DOI no: 10.1016/j.chembiol.2009.04.013 Chem Biol 16:676-685 (2009)

PubMed id: 19549605

Chimeric glycosyltransferases for the generation of hybrid glycopeptides.

A.W.Truman, M.V.Dias, S.Wu, T.L.Blundell, F.Huang, J.B.Spencer.

ABSTRACT

Glycodiversification, an invaluable tool for generating biochemical diversity, can be catalyzed by glycosyltransferases, which attach activated sugar "donors" onto "acceptor" molecules. However, many glycosyltransferases can tolerate only minor modifications to their native substrates, thus making them unsuitable tools for current glycodiversification strategies. Here we report the production of functional chimeric glycosyltransferases by mixing and matching the N- and C-terminal domains of glycopeptide glycosyltransferases.
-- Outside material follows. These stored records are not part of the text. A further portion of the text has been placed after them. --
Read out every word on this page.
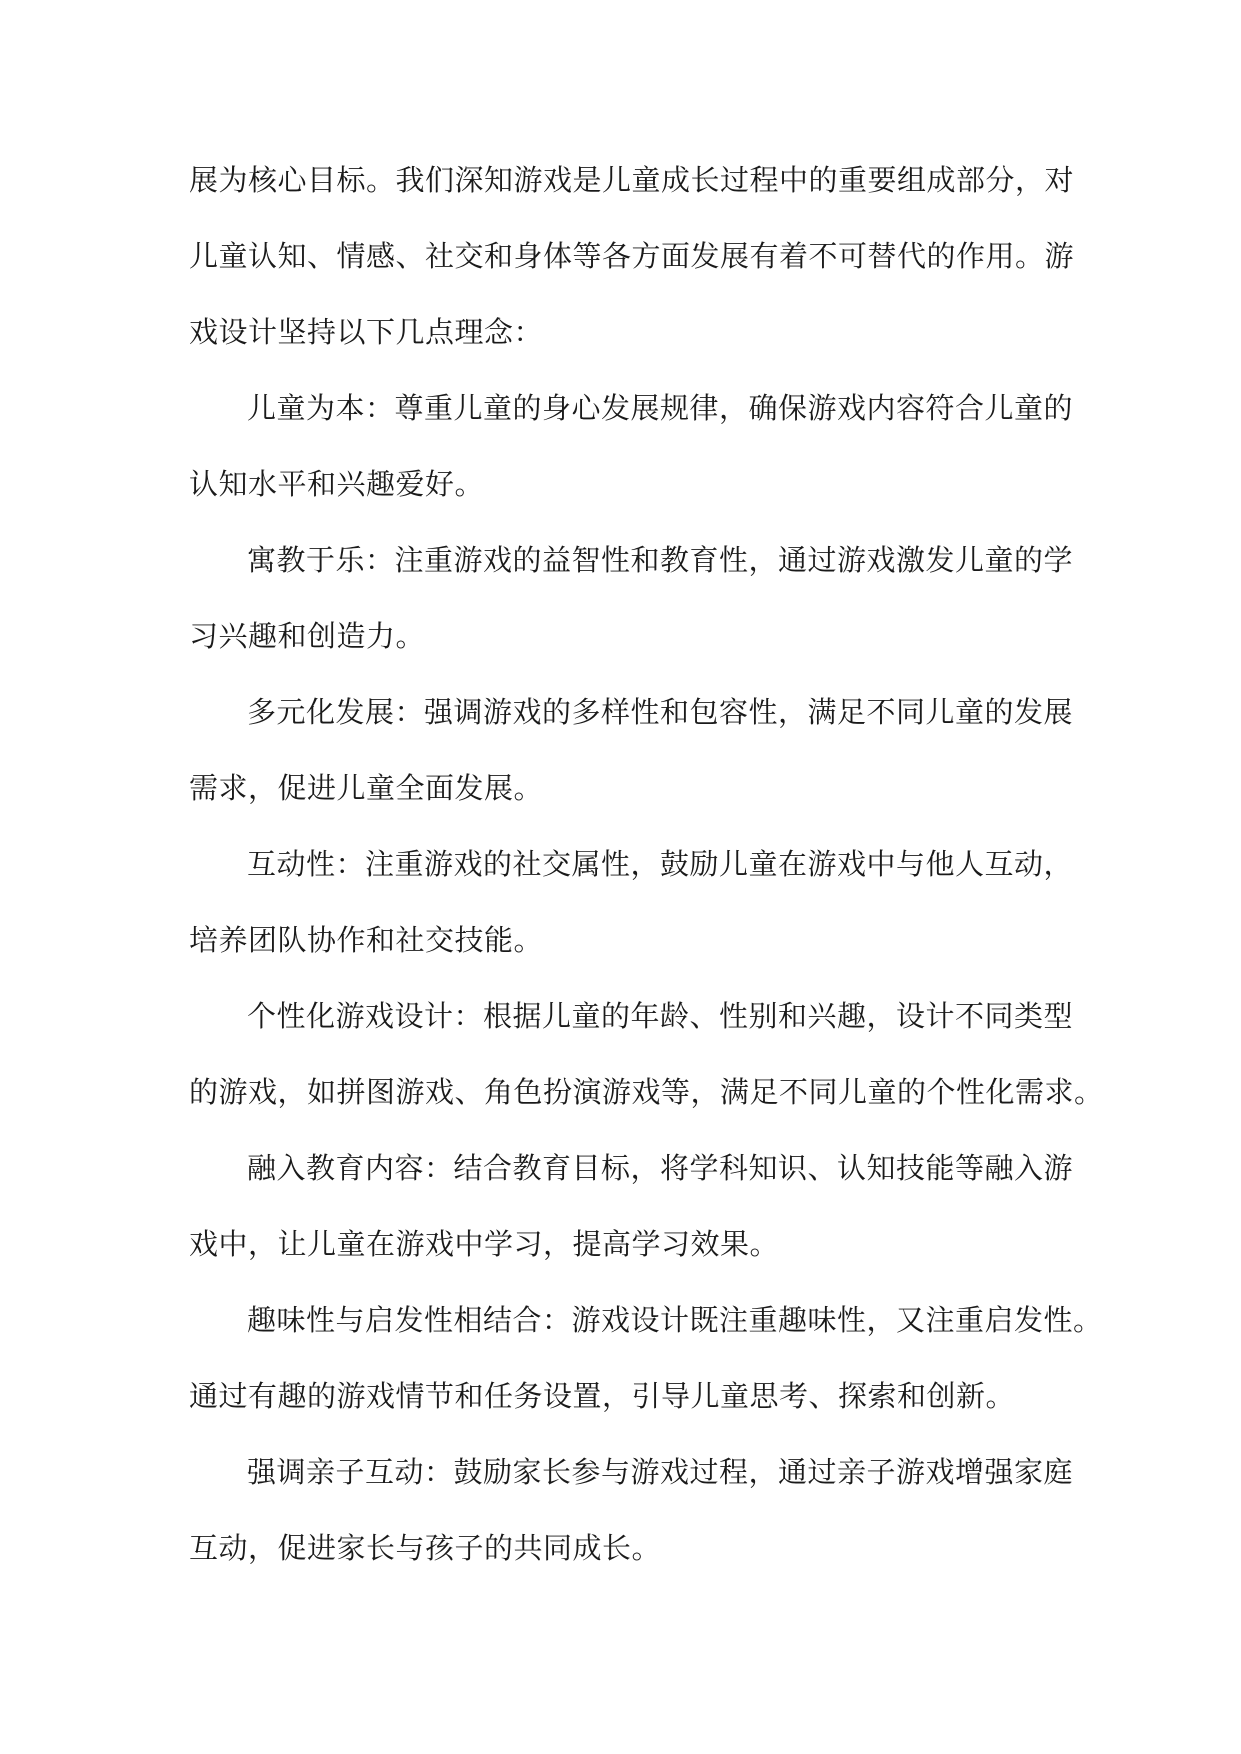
展为核心目标。我们深知游戏是儿童成长过程中的重要组成部分，对
儿童认知、情感、社交和身体等各方面发展有着不可替代的作用。游
戏设计坚持以下几点理念：
儿童为本：尊重儿童的身心发展规律，确保游戏内容符合儿童的
认知水平和兴趣爱好。
寓教于乐：注重游戏的益智性和教育性，通过游戏激发儿童的学
习兴趣和创造力。
多元化发展：强调游戏的多样性和包容性，满足不同儿童的发展
需求，促进儿童全面发展。
互动性：注重游戏的社交属性，鼓励儿童在游戏中与他人互动，
培养团队协作和社交技能。
个性化游戏设计：根据儿童的年龄、性别和兴趣，设计不同类型
的游戏，如拼图游戏、角色扮演游戏等，满足不同儿童的个性化需求。
融入教育内容：结合教育目标，将学科知识、认知技能等融入游
戏中，让儿童在游戏中学习，提高学习效果。
趣味性与启发性相结合：游戏设计既注重趣味性，又注重启发性。
通过有趣的游戏情节和任务设置，引导儿童思考、探索和创新。
强调亲子互动：鼓励家长参与游戏过程，通过亲子游戏增强家庭
互动，促进家长与孩子的共同成长。
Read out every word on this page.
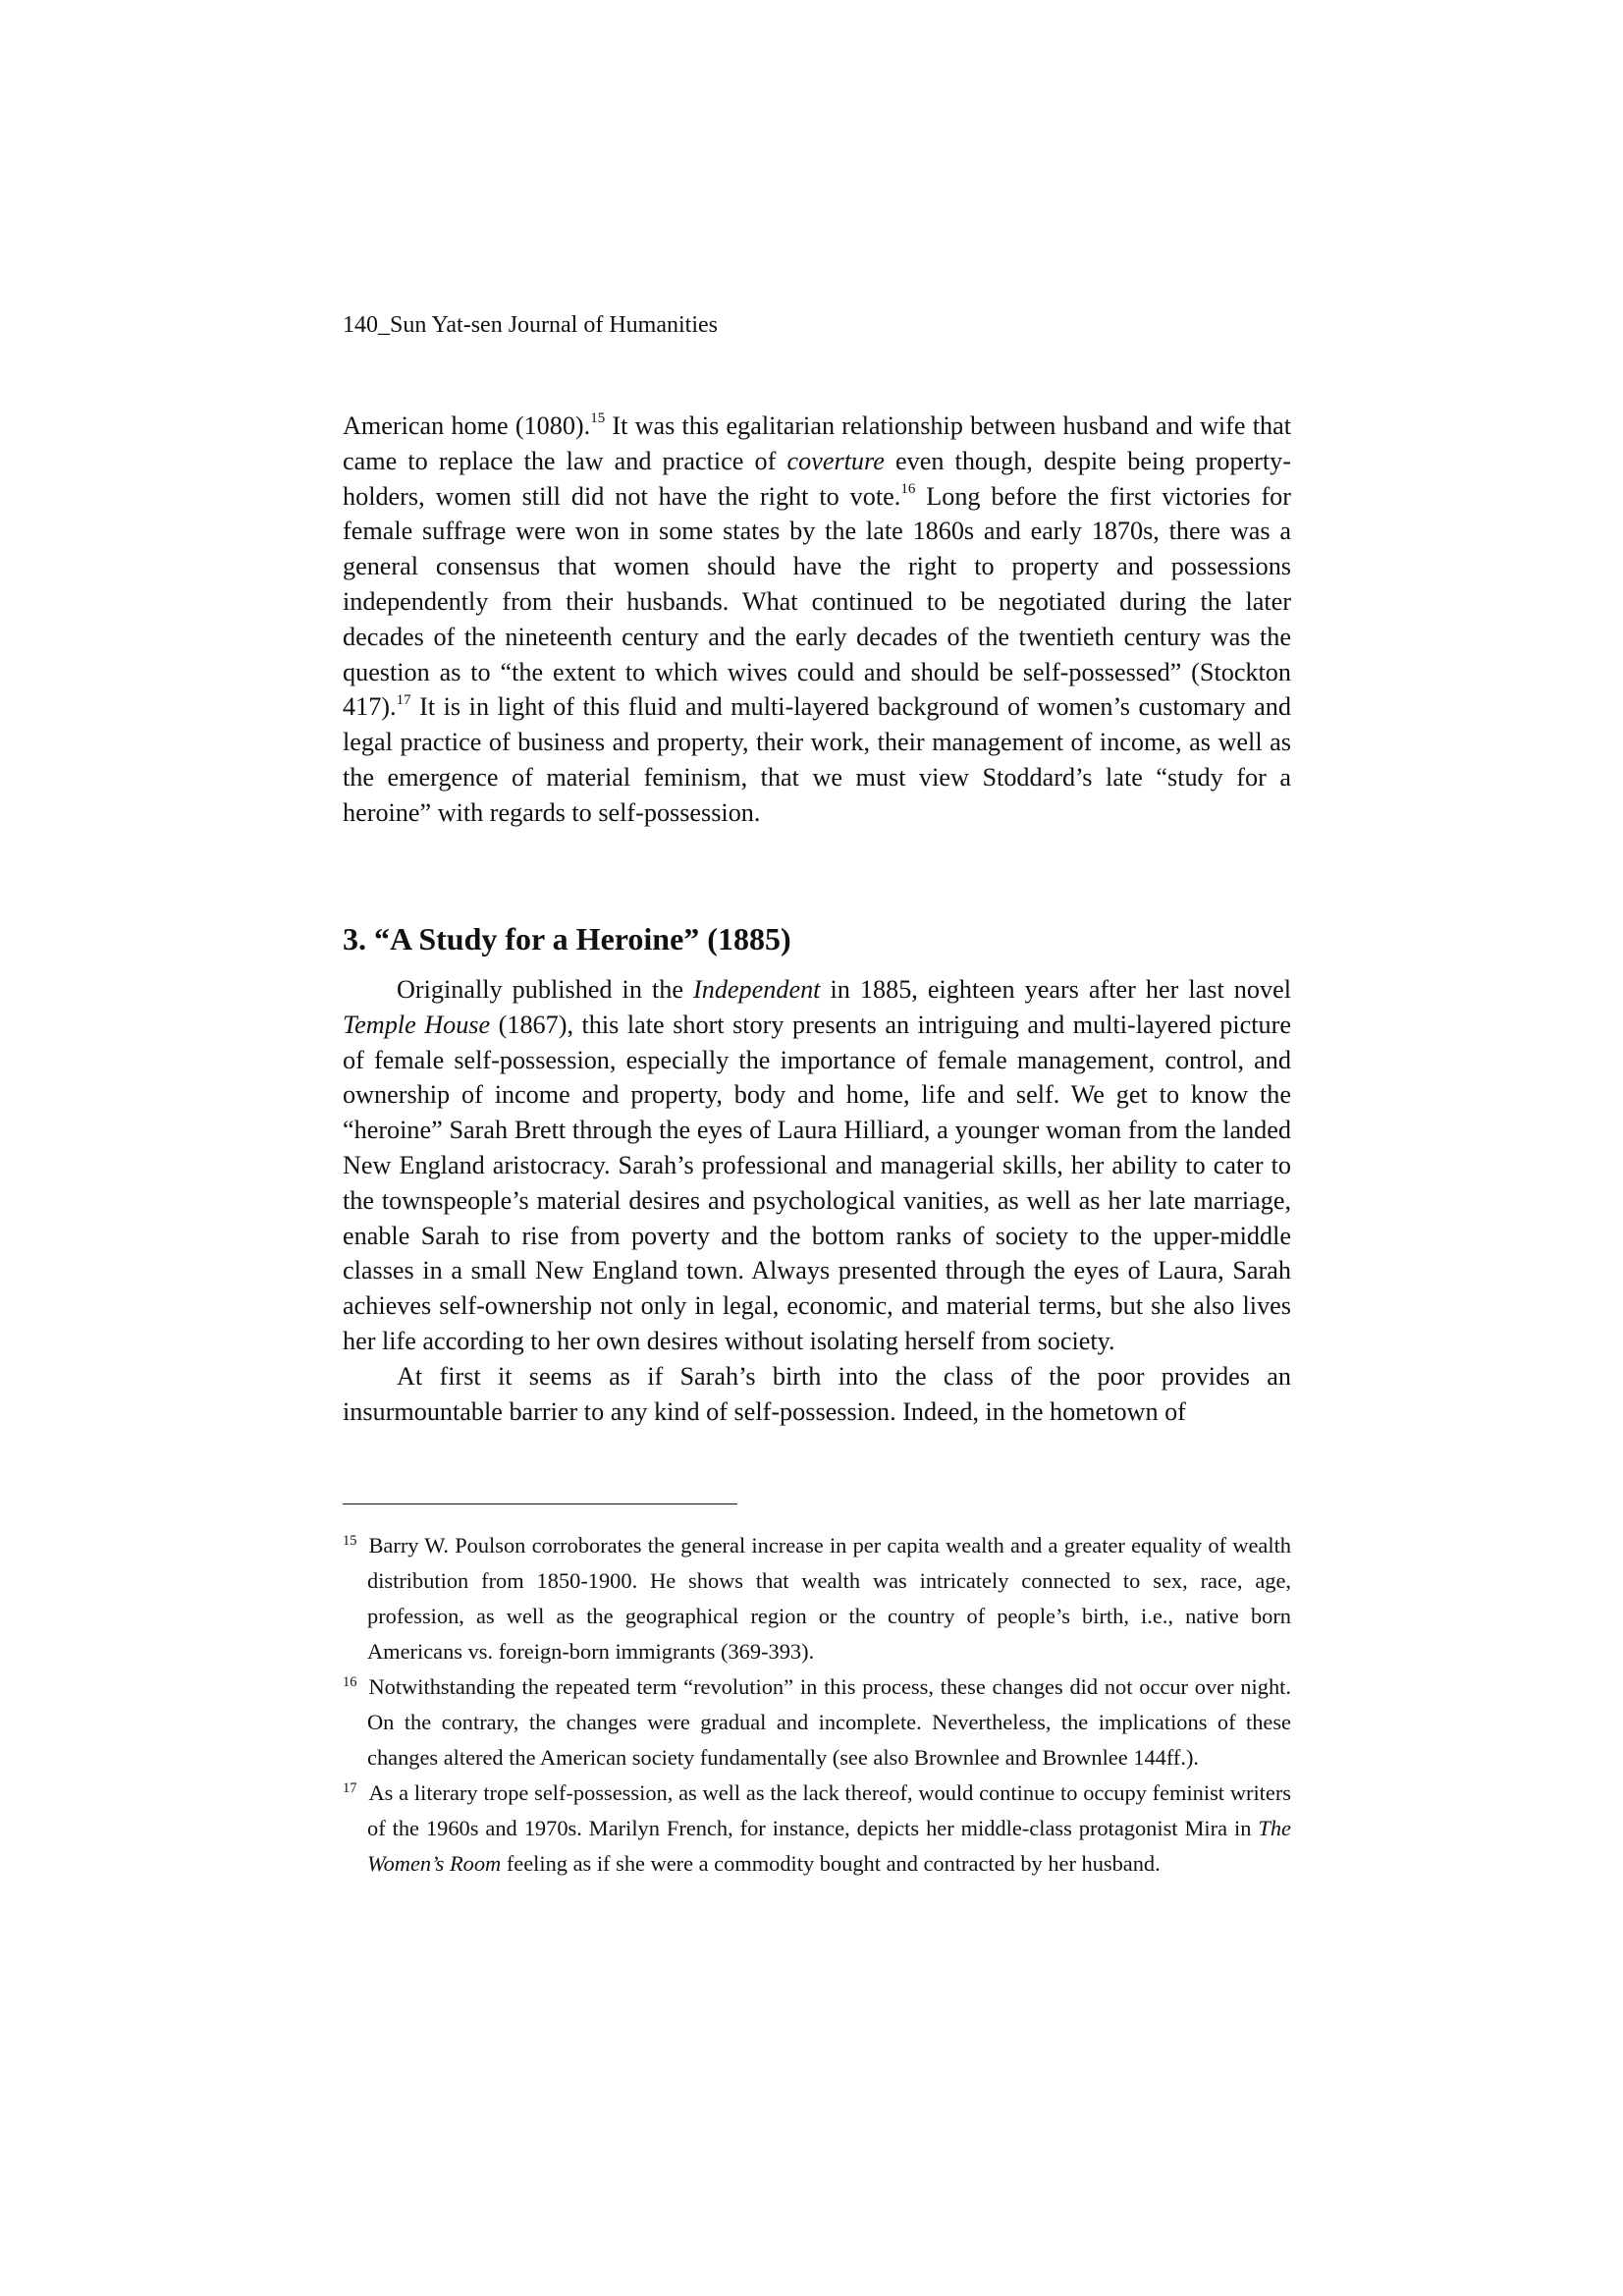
140_Sun Yat-sen Journal of Humanities

American home (1080).$^{15}$ It was this egalitarian relationship between husband and wife that came to replace the law and practice of coverture even though, despite being property-holders, women still did not have the right to vote.$^{16}$ Long before the first victories for female suffrage were won in some states by the late 1860s and early 1870s, there was a general consensus that women should have the right to property and possessions independently from their husbands. What continued to be negotiated during the later decades of the nineteenth century and the early decades of the twentieth century was the question as to “the extent to which wives could and should be self-possessed” (Stockton 417).$^{17}$ It is in light of this fluid and multi-layered background of women’s customary and legal practice of business and property, their work, their management of income, as well as the emergence of material feminism, that we must view Stoddard’s late “study for a heroine” with regards to self-possession.

3. “A Study for a Heroine” (1885)

Originally published in the Independent in 1885, eighteen years after her last novel Temple House (1867), this late short story presents an intriguing and multi-layered picture of female self-possession, especially the importance of female management, control, and ownership of income and property, body and home, life and self. We get to know the “heroine” Sarah Brett through the eyes of Laura Hilliard, a younger woman from the landed New England aristocracy. Sarah’s professional and managerial skills, her ability to cater to the townspeople’s material desires and psychological vanities, as well as her late marriage, enable Sarah to rise from poverty and the bottom ranks of society to the upper-middle classes in a small New England town. Always presented through the eyes of Laura, Sarah achieves self-ownership not only in legal, economic, and material terms, but she also lives her life according to her own desires without isolating herself from society.

At first it seems as if Sarah’s birth into the class of the poor provides an insurmountable barrier to any kind of self-possession. Indeed, in the hometown of

15 Barry W. Poulson corroborates the general increase in per capita wealth and a greater equality of wealth distribution from 1850-1900. He shows that wealth was intricately connected to sex, race, age, profession, as well as the geographical region or the country of people’s birth, i.e., native born Americans vs. foreign-born immigrants (369-393).

16 Notwithstanding the repeated term “revolution” in this process, these changes did not occur over night. On the contrary, the changes were gradual and incomplete. Nevertheless, the implications of these changes altered the American society fundamentally (see also Brownlee and Brownlee 144ff.).

17 As a literary trope self-possession, as well as the lack thereof, would continue to occupy feminist writers of the 1960s and 1970s. Marilyn French, for instance, depicts her middle-class protagonist Mira in The Women’s Room feeling as if she were a commodity bought and contracted by her husband.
Using this method we have generated hybrid glycopeptides and have demonstrated that domain swapping can result in a predictable switch of substrate specificity, illustrating that N- and C-terminal domains predominantly dictate acceptor and donor specificity, respectively. The determination of the structure of a chimera in complex with a sugar donor analog shows that almost all sugar-glycosyltransferase binding interactions occur in the C-terminal domain.